As a church, we are a community of those whom God's Spirit calls to turn from sin, acknowledge Jesus Christ as Lord, receive baptism upon confession of faith, and follow Christ in life.
As a faith community, we accept the Bible as our authority for faith and life, interpreting it together under Holy Spirit guidance, in the light of Jesus Christ to discern God's will for our obedience.

The Spirit of Jesus empowers us to trust God in all areas of life so we become peacemakers who renounce violence, love our enemies, seek justice, and share our possessions with those in need.
Each time, we write a document like this, we are saying this is the truth we see in the scriptures, and we are committing to live it out.


Today we live in a much different World than the 16th Century Anabaptists, instead of a world where everyone is a Christian, and the biggest fight is which type of Christianity to be a part of, we now live in a world where few are Christians. Skepticism is all the rage, Richard Dawkins book, the God Delusion has sold over 2million copies. People look at the past and see all of the skeletons in our closet. Wars fought in the name of the prince of Peace. People killed for not believing in the one who died for us. Even the Anabaptists have a checkered past,  at times our biblical literalism meant that some Anabaptists took the teaching to have faith like a child t mean they should literally behave like a child, going goo goo ga ga, and playing with infants’ toys. At another time,  Anabaptists in Munster took to violence to bring about the kingdom

People are going to keep ridiculing us, and are going to keep looking for ways to shut us up. They don't want to hear the good news, the radical news of Jesus Christ. And so will do anything in their power to silence us

But worse than skepticism is Apathy. Most people would rather sleep in, or go for brunch than come to church on Sunday.

 We now live in a world where biblical literacy is very low. Where if I said, even in a lot of churches turn to the book of Elijah, people would start flipping through their bibles, before realizing that Elijah doesn't have his own book. He's part of the book of Kings.

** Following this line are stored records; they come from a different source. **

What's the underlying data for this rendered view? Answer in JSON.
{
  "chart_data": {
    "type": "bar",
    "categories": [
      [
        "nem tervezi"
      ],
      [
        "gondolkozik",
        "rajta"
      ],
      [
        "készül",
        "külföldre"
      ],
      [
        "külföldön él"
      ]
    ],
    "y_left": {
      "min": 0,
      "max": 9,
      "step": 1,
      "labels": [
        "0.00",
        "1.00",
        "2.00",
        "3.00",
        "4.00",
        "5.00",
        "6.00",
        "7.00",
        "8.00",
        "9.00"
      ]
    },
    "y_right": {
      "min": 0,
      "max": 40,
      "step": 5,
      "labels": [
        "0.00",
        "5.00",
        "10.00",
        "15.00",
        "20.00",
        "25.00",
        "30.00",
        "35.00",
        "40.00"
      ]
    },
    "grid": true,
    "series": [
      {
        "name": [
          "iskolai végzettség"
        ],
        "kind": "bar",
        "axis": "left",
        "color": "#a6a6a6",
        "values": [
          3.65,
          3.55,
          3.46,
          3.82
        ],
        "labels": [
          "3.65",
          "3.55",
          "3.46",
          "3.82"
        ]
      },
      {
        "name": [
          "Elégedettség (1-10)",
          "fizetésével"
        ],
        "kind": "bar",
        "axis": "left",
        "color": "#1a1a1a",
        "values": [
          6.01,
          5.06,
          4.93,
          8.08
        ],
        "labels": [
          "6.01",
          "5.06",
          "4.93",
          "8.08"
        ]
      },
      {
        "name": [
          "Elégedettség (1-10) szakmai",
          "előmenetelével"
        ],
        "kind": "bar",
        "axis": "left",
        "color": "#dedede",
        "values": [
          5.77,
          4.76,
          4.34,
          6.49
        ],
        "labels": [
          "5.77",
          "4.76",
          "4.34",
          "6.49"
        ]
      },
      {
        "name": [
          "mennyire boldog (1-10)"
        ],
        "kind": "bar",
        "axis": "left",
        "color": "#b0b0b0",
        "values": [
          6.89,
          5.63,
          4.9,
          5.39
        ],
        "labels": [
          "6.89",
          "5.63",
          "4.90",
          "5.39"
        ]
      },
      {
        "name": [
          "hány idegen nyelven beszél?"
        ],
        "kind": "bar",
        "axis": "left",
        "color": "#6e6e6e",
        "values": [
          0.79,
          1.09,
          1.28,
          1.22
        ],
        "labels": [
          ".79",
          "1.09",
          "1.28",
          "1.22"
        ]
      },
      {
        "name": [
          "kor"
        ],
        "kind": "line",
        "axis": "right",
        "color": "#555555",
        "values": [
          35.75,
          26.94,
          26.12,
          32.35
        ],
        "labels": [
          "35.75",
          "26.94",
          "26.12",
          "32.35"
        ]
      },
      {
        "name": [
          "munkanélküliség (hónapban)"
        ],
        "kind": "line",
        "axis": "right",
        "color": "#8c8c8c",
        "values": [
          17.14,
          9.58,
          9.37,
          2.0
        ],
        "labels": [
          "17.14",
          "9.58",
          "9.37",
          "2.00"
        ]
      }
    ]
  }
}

When our faith becomes that of the Psalmist, whose feet is guided by the light of scripture, even though he faced much suffering
When our faith becomes that of the Anabaptists, who read the good news of Jesus Christ, and start to live it out in their daily lives. Responding to God’s word even in the midst of persecution
When our actions and our words point to the good news we read about in scripture
We will see a new reformation,
One as radical as the Anabaptists, our forbears
One where people will see our good works and say I want to follow Jesus too.
And the world will know that Jesus Christ is Lord.